Although his solo début came in 2014, when he won the Bloom Competition (with a collection inspired by the Self-Burial project by photographer and artist Keith Arnatt), the previous year Pedro Neto had experienced the frenetic atmosphere backstage at the platform dedicated to young designers, as part of the collective fashion show by the Porto Fashion School (EMP).

At the same time as he was kicking off his career, he was training at one of the biggest names at the top of the world fast fashion table – Zara. His career also includes some time spent working with the national textile industry, at Asdrubal J.A.

Works of art are his source of inspiration

With a marked artistic personality, Pedro Neto is quick to admit that everything around him can serve as a source of inspiration. But works of art in particular awaken feelings and emotions in the young designer that are easily seen in the collections he produces.

Let’s take a look at the designs in his last two catwalk presentations. For the warm season, the starting point for the designer from Santo Tirso was a personal analysis of a 1970s painting by Robert Rauschenberg, on exhibit at the Ace Gallery in Venice, in the USA. As this is a collection that brings together "several glued and overlaid images”, like a kind of moodboard, Pedro Neto interpreted it in the light of the word "sentiment”. This gave rise to the development of a collection with small reminders and memories of the past, inserting the "bow” as a figurative prop and using black as a synonym for loneliness and loss. For the fabrics, the choice went with the more transparent ones, "such as organza and finishes with glitter and pleats”, showing a state of imaginative lightness.
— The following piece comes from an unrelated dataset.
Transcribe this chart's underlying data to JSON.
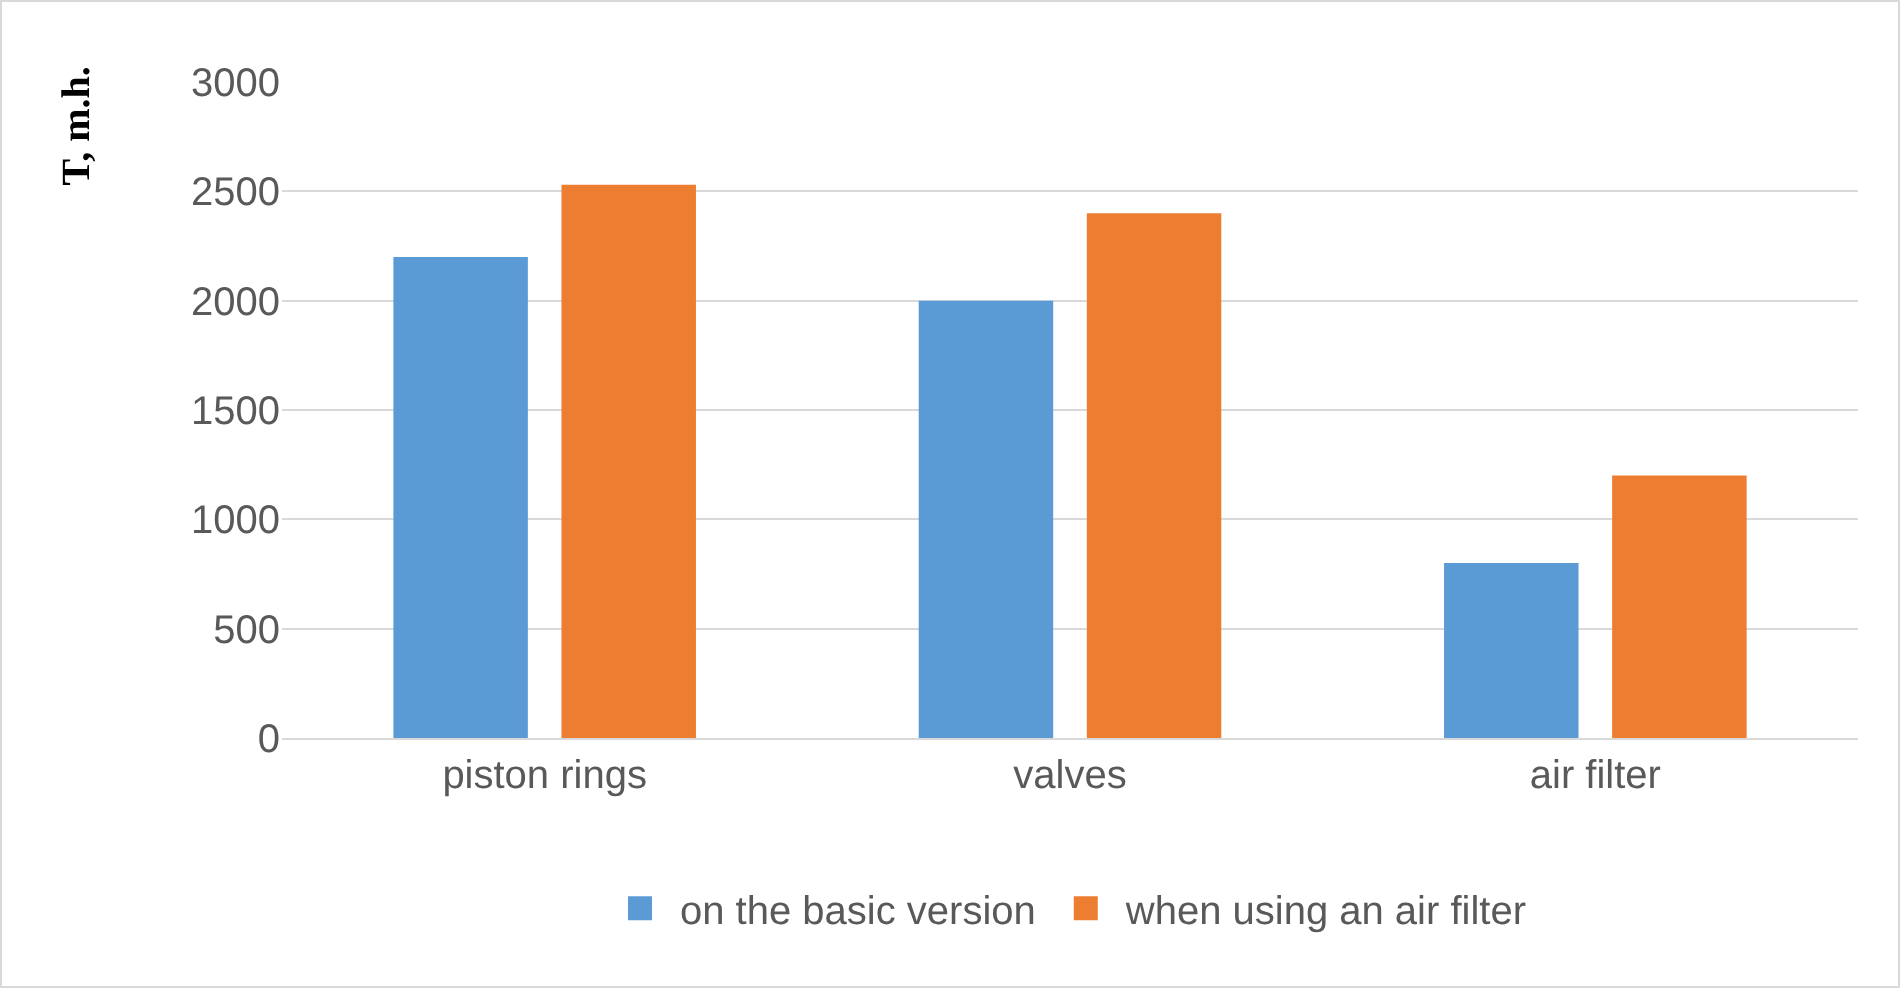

In his last collection, presented at Portugal Fashion in March, giving a preview of the trends for next autumn-winter, the designer developed his coordinates based on a woman from the 11th century, who was immortalised in one of the paintings of John Collier, Lady Godiva. The equestrian world rides on to the field through the illustration of "a woman who was naive, but also determined and very sure of her convictions and her presence”. The utopian luxury and sumptuousness of the fabrics chosen, such as devoré velvet and wool with detailed finishes, are the main things to be taken from this most recent collection.
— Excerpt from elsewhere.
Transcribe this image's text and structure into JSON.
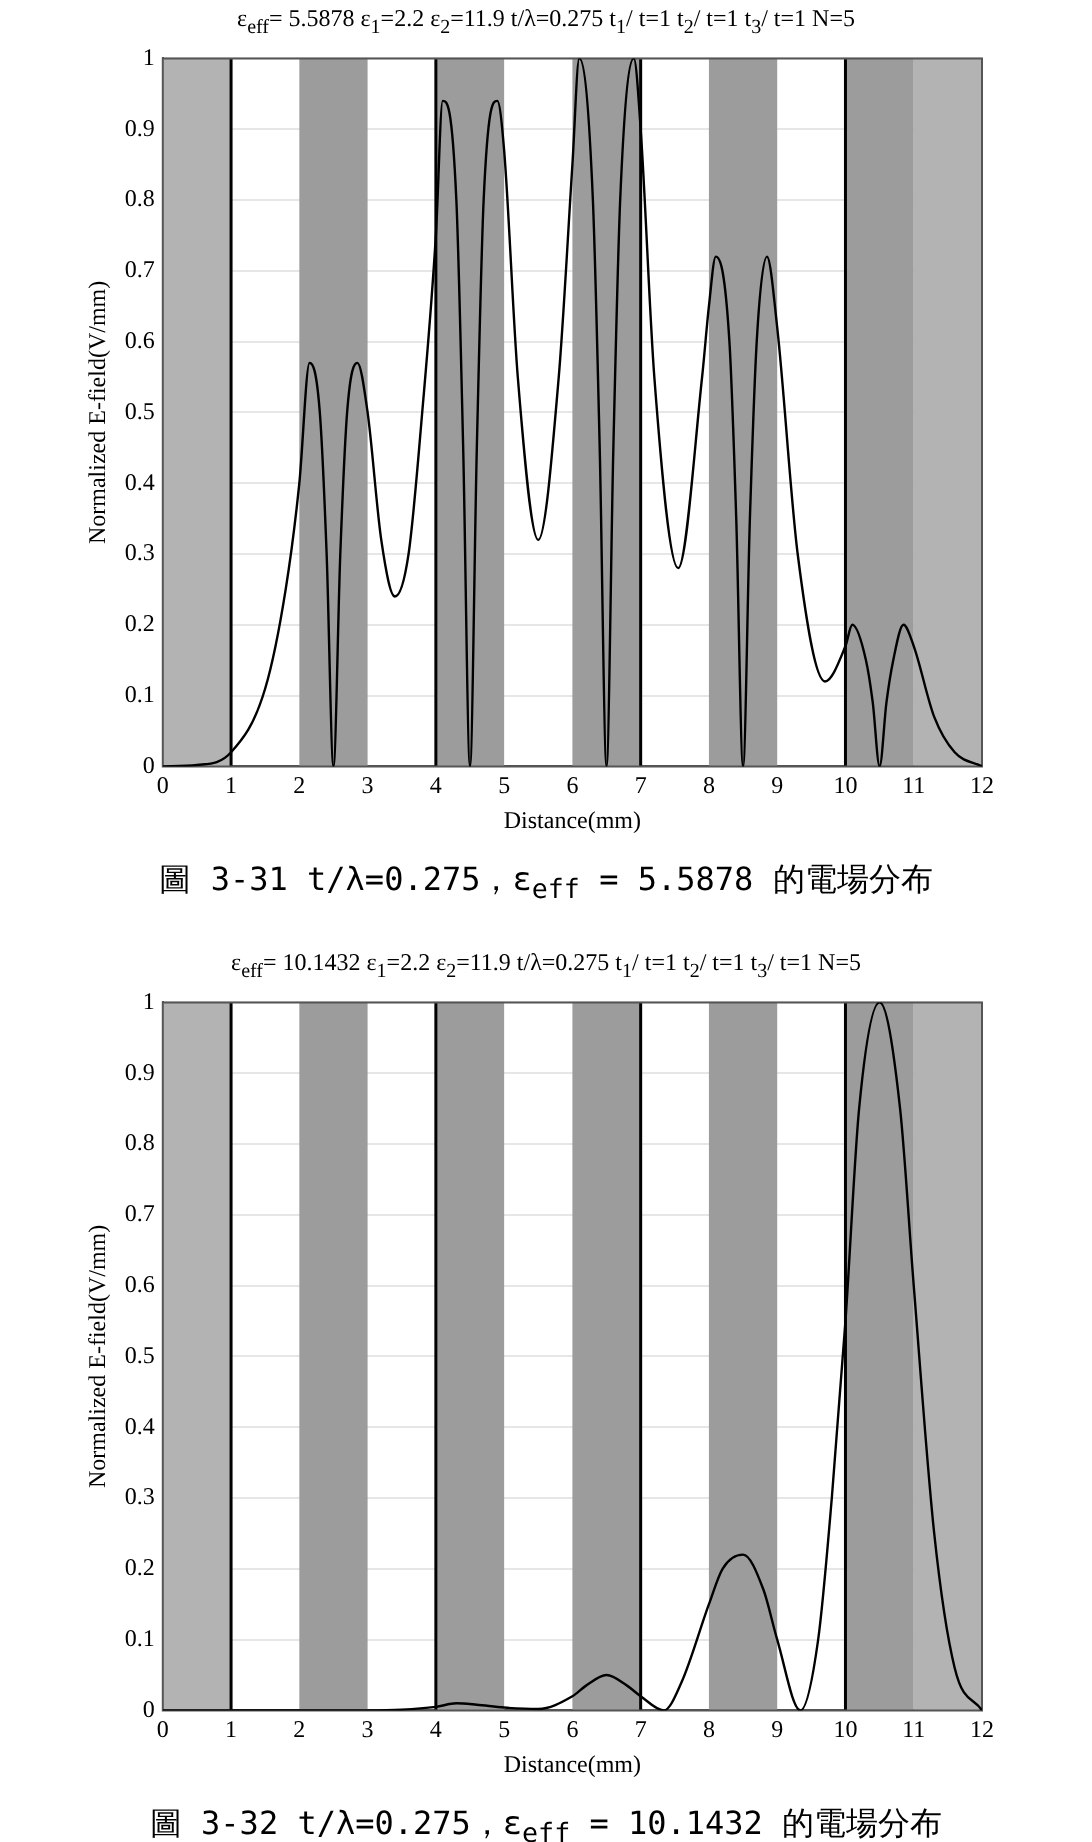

International projection circumvents the small size of the domestic market

The Portuguese designer’s international début was in February this year at the International Fashion Showcase, organised by the British Council and by the British Fashion Council during London Fashion Week. Pedro Neto was part of a group of designers invited by Portugal Fashion to design an artistic installation whose starting point was the use of cork.
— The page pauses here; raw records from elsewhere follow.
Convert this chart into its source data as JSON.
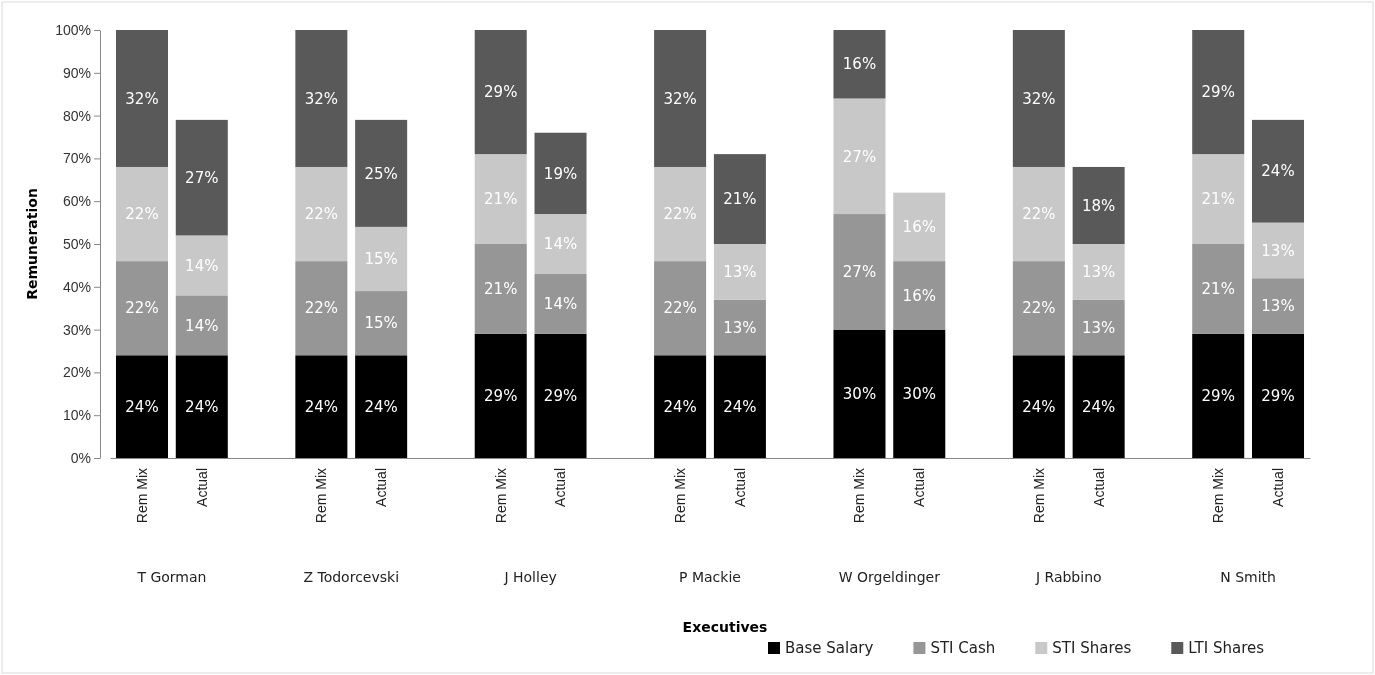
{
  "chart_data": {
    "type": "bar",
    "stacked": true,
    "ylabel": "Remuneration",
    "categories": [
      "Rem Mix",
      "Actual",
      null,
      "Rem Mix",
      "Actual",
      null,
      "Rem Mix",
      "Actual",
      null,
      "Rem Mix",
      "Actual",
      null,
      "Rem Mix",
      "Actual",
      null,
      "Rem Mix",
      "Actual",
      null,
      "Rem Mix",
      "Actual"
    ],
    "annotations": [
      "T Gorman",
      "Z Todorcevski",
      "J Holley",
      "P Mackie",
      "W Orgeldinger",
      "J Rabbino",
      "N Smith",
      "Executives"
    ],
    "series": [
      {
        "name": "Base Salary",
        "color": "#000000",
        "values": [
          24,
          24,
          null,
          24,
          24,
          null,
          29,
          29,
          null,
          24,
          24,
          null,
          30,
          30,
          null,
          24,
          24,
          null,
          29,
          29
        ],
        "value_labels": [
          "24%",
          "24%",
          null,
          "24%",
          "24%",
          null,
          "29%",
          "29%",
          null,
          "24%",
          "24%",
          null,
          "30%",
          "30%",
          null,
          "24%",
          "24%",
          null,
          "29%",
          "29%"
        ]
      },
      {
        "name": "STI Cash",
        "color": "#969696",
        "values": [
          22,
          14,
          null,
          22,
          15,
          null,
          21,
          14,
          null,
          22,
          13,
          null,
          27,
          16,
          null,
          22,
          13,
          null,
          21,
          13
        ],
        "value_labels": [
          "22%",
          "14%",
          null,
          "22%",
          "15%",
          null,
          "21%",
          "14%",
          null,
          "22%",
          "13%",
          null,
          "27%",
          "16%",
          null,
          "22%",
          "13%",
          null,
          "21%",
          "13%"
        ]
      },
      {
        "name": "STI Shares",
        "color": "#c8c8c8",
        "values": [
          22,
          14,
          null,
          22,
          15,
          null,
          21,
          14,
          null,
          22,
          13,
          null,
          27,
          16,
          null,
          22,
          13,
          null,
          21,
          13
        ],
        "value_labels": [
          "22%",
          "14%",
          null,
          "22%",
          "15%",
          null,
          "21%",
          "14%",
          null,
          "22%",
          "13%",
          null,
          "27%",
          "16%",
          null,
          "22%",
          "13%",
          null,
          "21%",
          "13%"
        ]
      },
      {
        "name": "LTI Shares",
        "color": "#595959",
        "values": [
          32,
          27,
          null,
          32,
          25,
          null,
          29,
          19,
          null,
          32,
          21,
          null,
          16,
          null,
          null,
          32,
          18,
          null,
          29,
          24
        ],
        "value_labels": [
          "32%",
          "27%",
          null,
          "32%",
          "25%",
          null,
          "29%",
          "19%",
          null,
          "32%",
          "21%",
          null,
          "16%",
          null,
          null,
          "32%",
          "18%",
          null,
          "29%",
          "24%"
        ]
      }
    ],
    "ylim": [
      0,
      100
    ],
    "yticks": [
      {
        "value": 0,
        "label": "0%"
      },
      {
        "value": 10,
        "label": "10%"
      },
      {
        "value": 20,
        "label": "20%"
      },
      {
        "value": 30,
        "label": "30%"
      },
      {
        "value": 40,
        "label": "40%"
      },
      {
        "value": 50,
        "label": "50%"
      },
      {
        "value": 60,
        "label": "60%"
      },
      {
        "value": 70,
        "label": "70%"
      },
      {
        "value": 80,
        "label": "80%"
      },
      {
        "value": 90,
        "label": "90%"
      },
      {
        "value": 100,
        "label": "100%"
      }
    ],
    "grid": false,
    "legend": "bottom"
  }
}
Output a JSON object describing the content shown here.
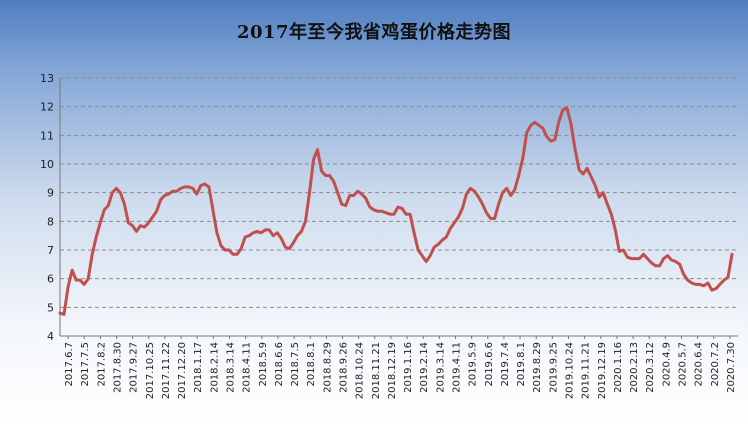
{
  "chart_data": {
    "type": "line",
    "title": "2017年至今我省鸡蛋价格走势图",
    "xlabel": "",
    "ylabel": "",
    "ylim": [
      4,
      13
    ],
    "yticks": [
      4,
      5,
      6,
      7,
      8,
      9,
      10,
      11,
      12,
      13
    ],
    "grid": "horizontal-dashed",
    "series_color": "#c0504d",
    "x_tick_labels": [
      "2017.6.7",
      "2017.7.5",
      "2017.8.2",
      "2017.8.30",
      "2017.9.27",
      "2017.10.25",
      "2017.11.22",
      "2017.12.20",
      "2018.1.17",
      "2018.2.14",
      "2018.3.14",
      "2018.4.11",
      "2018.5.9",
      "2018.6.6",
      "2018.7.5",
      "2018.8.1",
      "2018.8.29",
      "2018.9.26",
      "2018.10.24",
      "2018.11.21",
      "2018.12.19",
      "2019.1.16",
      "2019.2.14",
      "2019.3.14",
      "2019.4.11",
      "2019.5.9",
      "2019.6.6",
      "2019.7.4",
      "2019.8.1",
      "2019.8.29",
      "2019.9.25",
      "2019.10.24",
      "2019.11.21",
      "2019.12.19",
      "2020.1.16",
      "2020.2.13",
      "2020.3.12",
      "2020.4.9",
      "2020.5.7",
      "2020.6.4",
      "2020.7.2",
      "2020.7.30"
    ],
    "series": [
      {
        "values": [
          4.8,
          4.75,
          5.7,
          6.3,
          5.95,
          5.95,
          5.8,
          6.0,
          6.85,
          7.45,
          7.95,
          8.4,
          8.55,
          9.0,
          9.15,
          9.0,
          8.6,
          7.95,
          7.85,
          7.65,
          7.85,
          7.8,
          7.95,
          8.15,
          8.35,
          8.75,
          8.9,
          8.95,
          9.05,
          9.05,
          9.15,
          9.2,
          9.2,
          9.15,
          8.95,
          9.25,
          9.3,
          9.2,
          8.4,
          7.6,
          7.15,
          7.0,
          7.0,
          6.85,
          6.85,
          7.05,
          7.45,
          7.5,
          7.6,
          7.65,
          7.6,
          7.7,
          7.7,
          7.5,
          7.6,
          7.4,
          7.1,
          7.05,
          7.25,
          7.5,
          7.65,
          8.0,
          9.0,
          10.15,
          10.5,
          9.75,
          9.6,
          9.6,
          9.4,
          9.0,
          8.6,
          8.55,
          8.9,
          8.9,
          9.05,
          8.95,
          8.8,
          8.5,
          8.4,
          8.35,
          8.35,
          8.3,
          8.25,
          8.25,
          8.5,
          8.45,
          8.25,
          8.25,
          7.6,
          7.0,
          6.8,
          6.6,
          6.8,
          7.1,
          7.2,
          7.35,
          7.45,
          7.75,
          7.95,
          8.15,
          8.45,
          8.95,
          9.15,
          9.05,
          8.85,
          8.6,
          8.3,
          8.1,
          8.1,
          8.6,
          9.0,
          9.15,
          8.9,
          9.1,
          9.6,
          10.2,
          11.1,
          11.35,
          11.45,
          11.35,
          11.25,
          10.95,
          10.8,
          10.85,
          11.5,
          11.9,
          11.95,
          11.4,
          10.5,
          9.8,
          9.65,
          9.85,
          9.55,
          9.25,
          8.85,
          9.0,
          8.6,
          8.25,
          7.7,
          6.95,
          7.0,
          6.75,
          6.7,
          6.7,
          6.7,
          6.85,
          6.7,
          6.55,
          6.45,
          6.45,
          6.7,
          6.8,
          6.65,
          6.6,
          6.5,
          6.15,
          5.95,
          5.85,
          5.8,
          5.8,
          5.75,
          5.85,
          5.6,
          5.65,
          5.8,
          5.95,
          6.05,
          6.85
        ]
      }
    ]
  }
}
An unparalleled opportunity for the young designer, giving him the opportunity to promote his work in a market that is extremely dedicated to developing new talents. In fact, the network of contacts he made there, along with his work promoting the label, have brought Pedro regular invitations from several national and international publications, including Vogue Portugal, Revista Happy, Vogue Italia, Marie Claire Italia, Harper's Bazaar UK, Schön! Magazine and ELSV Magazine. His designs have also been worn by several public figures on the Portuguese social scene.

As already mentioned, the physical showroom is located in Santo Tirso. But in addition to this point of sale, the young designer’s creations are also available online, at Not Just a Label and on the Les Filles e-commerce site.